Álvaro Bandeira, diretor de Varejo da Ativa Corretora, acredita que, com os investidores estrangeiros mais confiantes, pode haver uma recuperação do mercado brasileiro nas próximas semanas:
- Nem tudo foi resolvido, apenas combinado. Existem diversas questões em aberto. Mas houve avanços importantes e isso foi o bastante, por enquanto, para os mercados.
Com essa redução de 50% na dívida em mãos do setor privado, os líderes europeus esperam reduzir o endividamento grego a 120% do Produto Interno Bruto (PIB, soma de bens e serviços produzidos no país) em 2020, frente aos atuais 160%.
Mas boa parte dos economistas ouvidos ontem pela agência Reuters - 24 de 47 - acham que esse percentual não é suficiente. A projeção média seria de perdas de 70%.
- O mundo estava olhando para nós hoje, e mostramos que chegamos às conclusões corretas - afirmou a chanceler alemã, Angela Merkel.
Já Sarkozy, ao fazer um pronunciamento na televisão francesa à noite, afirmou que a entrada da Grécia na zona do euro foi um erro.
- Nem Merkel nem eu estávamos em nossos cargos quando se decidiu incluir a Grécia na zona do euro (em 2001). Foi um erro.
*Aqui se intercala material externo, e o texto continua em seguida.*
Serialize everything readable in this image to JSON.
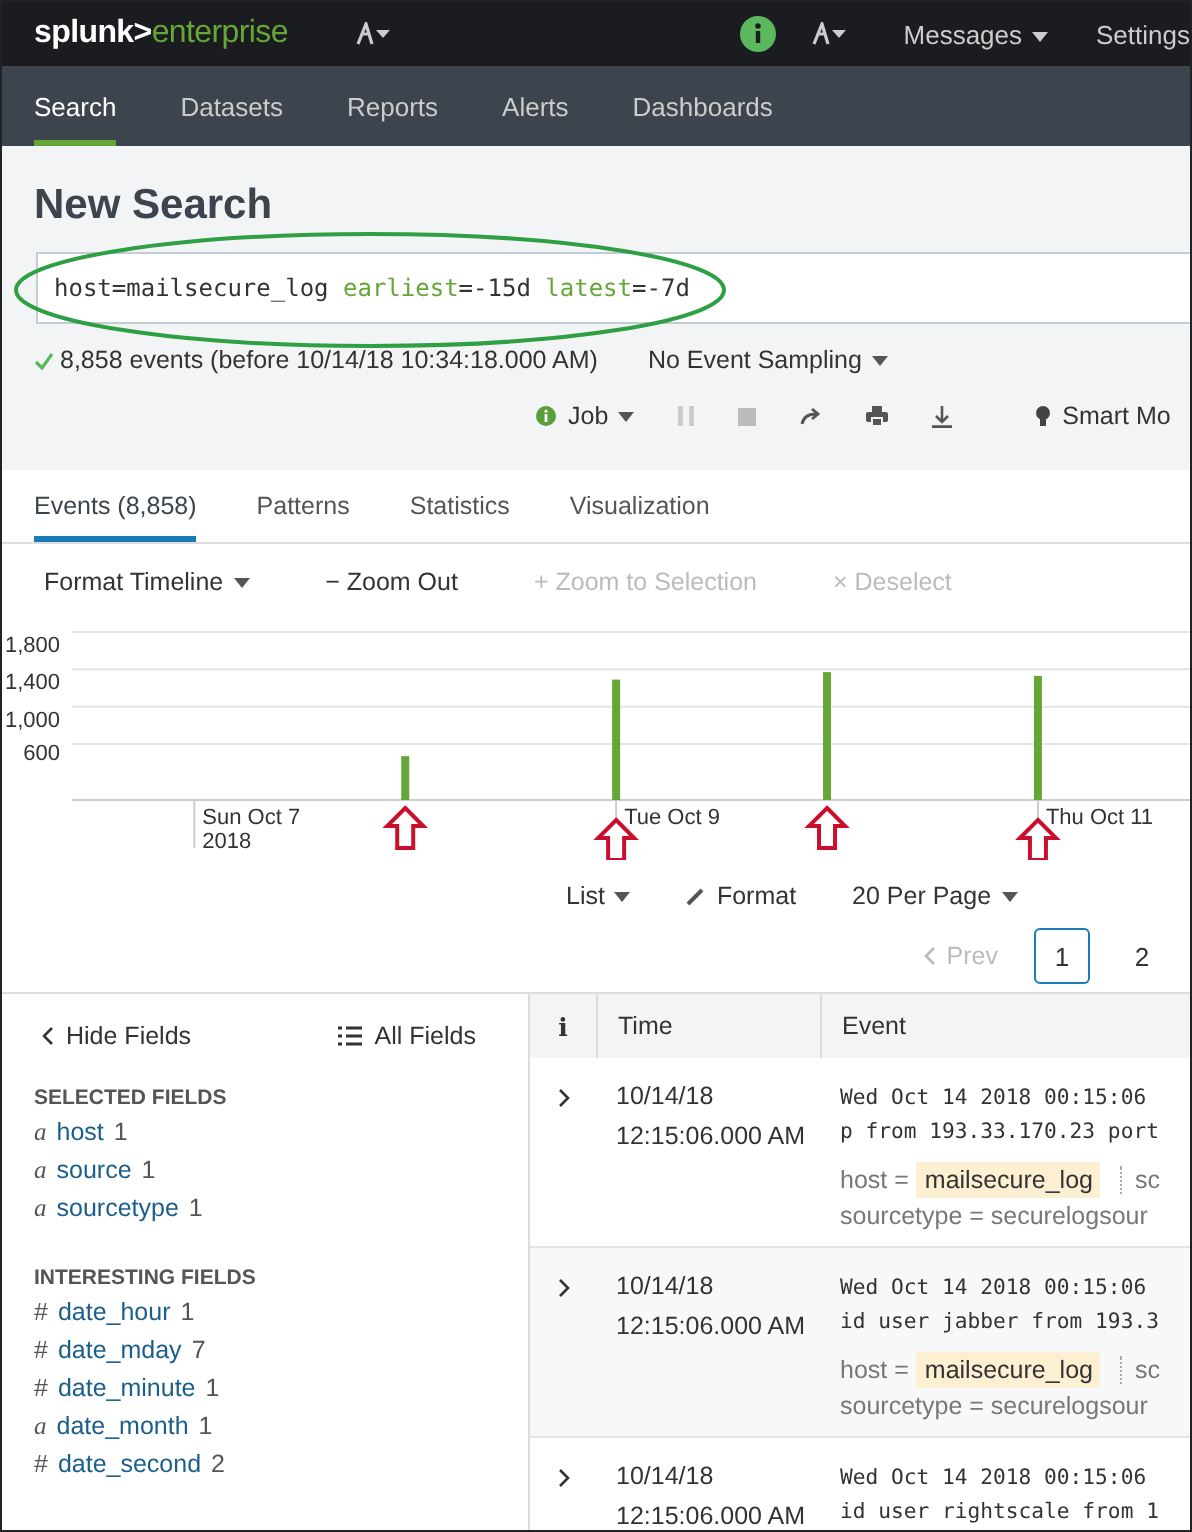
{
  "topbar": {
    "logo_left": "splunk>",
    "logo_right": "enterprise",
    "menus": [
      {
        "label": "Messages",
        "dropdown": true
      },
      {
        "label": "Settings",
        "dropdown": false
      }
    ]
  },
  "nav": [
    {
      "label": "Search",
      "selected": true
    },
    {
      "label": "Datasets",
      "selected": false
    },
    {
      "label": "Reports",
      "selected": false
    },
    {
      "label": "Alerts",
      "selected": false
    },
    {
      "label": "Dashboards",
      "selected": false
    }
  ],
  "page_title": "New Search",
  "search": [
    {
      "text": "host=mailsecure_log ",
      "kind": "plain"
    },
    {
      "text": "earliest",
      "kind": "keyword"
    },
    {
      "text": "=-15d ",
      "kind": "plain"
    },
    {
      "text": "latest",
      "kind": "keyword"
    },
    {
      "text": "=-7d",
      "kind": "plain"
    }
  ],
  "status": {
    "summary": "8,858 events (before 10/14/18 10:34:18.000 AM)",
    "sampling": "No Event Sampling"
  },
  "job": {
    "label": "Job",
    "mode": "Smart Mo"
  },
  "result_tabs": [
    {
      "label": "Events (8,858)",
      "selected": true
    },
    {
      "label": "Patterns",
      "selected": false
    },
    {
      "label": "Statistics",
      "selected": false
    },
    {
      "label": "Visualization",
      "selected": false
    }
  ],
  "timeline_toolbar": [
    {
      "label": "Format Timeline",
      "kind": "menu",
      "disabled": false
    },
    {
      "label": "− Zoom Out",
      "kind": "action",
      "disabled": false
    },
    {
      "label": "+ Zoom to Selection",
      "kind": "action",
      "disabled": true
    },
    {
      "label": "× Deselect",
      "kind": "action",
      "disabled": true
    }
  ],
  "chart_data": {
    "type": "bar",
    "categories": [
      "Sun Oct 7\n2018",
      null,
      "Tue Oct 9",
      null,
      "Thu Oct 11"
    ],
    "values": [
      null,
      470,
      1290,
      1370,
      1330
    ],
    "ylim": [
      0,
      1800
    ],
    "grid": true,
    "yticks": [
      {
        "value": 600,
        "label": "600"
      },
      {
        "value": 1000,
        "label": "1,000"
      },
      {
        "value": 1400,
        "label": "1,400"
      },
      {
        "value": 1800,
        "label": "1,800"
      }
    ]
  },
  "results_toolbar": {
    "view": "List",
    "format": "Format",
    "per_page": "20 Per Page"
  },
  "pagination": {
    "prev": "Prev",
    "prev_disabled": true,
    "pages": [
      {
        "label": "1",
        "selected": true
      },
      {
        "label": "2",
        "selected": false
      }
    ]
  },
  "fields_panel": {
    "hide": "Hide Fields",
    "all": "All Fields",
    "sections": [
      {
        "title": "SELECTED FIELDS",
        "fields": [
          {
            "type": "a",
            "name": "host",
            "count": "1"
          },
          {
            "type": "a",
            "name": "source",
            "count": "1"
          },
          {
            "type": "a",
            "name": "sourcetype",
            "count": "1"
          }
        ]
      },
      {
        "title": "INTERESTING FIELDS",
        "fields": [
          {
            "type": "#",
            "name": "date_hour",
            "count": "1"
          },
          {
            "type": "#",
            "name": "date_mday",
            "count": "7"
          },
          {
            "type": "#",
            "name": "date_minute",
            "count": "1"
          },
          {
            "type": "a",
            "name": "date_month",
            "count": "1"
          },
          {
            "type": "#",
            "name": "date_second",
            "count": "2"
          }
        ]
      }
    ]
  },
  "events": {
    "columns": [
      "i",
      "Time",
      "Event"
    ],
    "rows": [
      {
        "date": "10/14/18",
        "time": "12:15:06.000 AM",
        "lines": [
          "Wed Oct 14 2018 00:15:06",
          "p from 193.33.170.23 port"
        ],
        "host_key": "host =",
        "host_value": "mailsecure_log",
        "next_field": "sc",
        "sourcetype": "sourcetype = securelogsour"
      },
      {
        "date": "10/14/18",
        "time": "12:15:06.000 AM",
        "lines": [
          "Wed Oct 14 2018 00:15:06",
          "id user jabber from 193.3"
        ],
        "host_key": "host =",
        "host_value": "mailsecure_log",
        "next_field": "sc",
        "sourcetype": "sourcetype = securelogsour"
      },
      {
        "date": "10/14/18",
        "time": "12:15:06.000 AM",
        "lines": [
          "Wed Oct 14 2018 00:15:06",
          "id user rightscale from 1"
        ]
      }
    ]
  }
}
Detalhes, somente em novembro
Além disso, foi acertada a ampliação do poder de fogo do Fundo Europeu de Estabilidade Financeira (Feef), hoje em 440 bilhões, para cerca de 1 trilhão. Para chegar-se a esse valor, é preciso descontar o montante do Feef que está sendo usado para socorrer Irlanda, Portugal e Grécia, restando cerca de 250 bilhões.
Os detalhes sobre a ampliação do Feef serão acertados em novembro, durante reunião dos ministros de Finanças do bloco. Segundo o comunicado divulgado ontem, serão adotados dois caminhos: a concessão de garantias na emissão de títulos soberanos da zona do euro e a criação de um fundo de investimento para atrair recursos externos, como de fundos de pensão e soberanos.
O outro ponto acertado diz respeito à recapitalização dos bancos europeus. Esta afetará 91 instituições, que terão de elevar seu colchão de reserva de 4% para 9% do capital.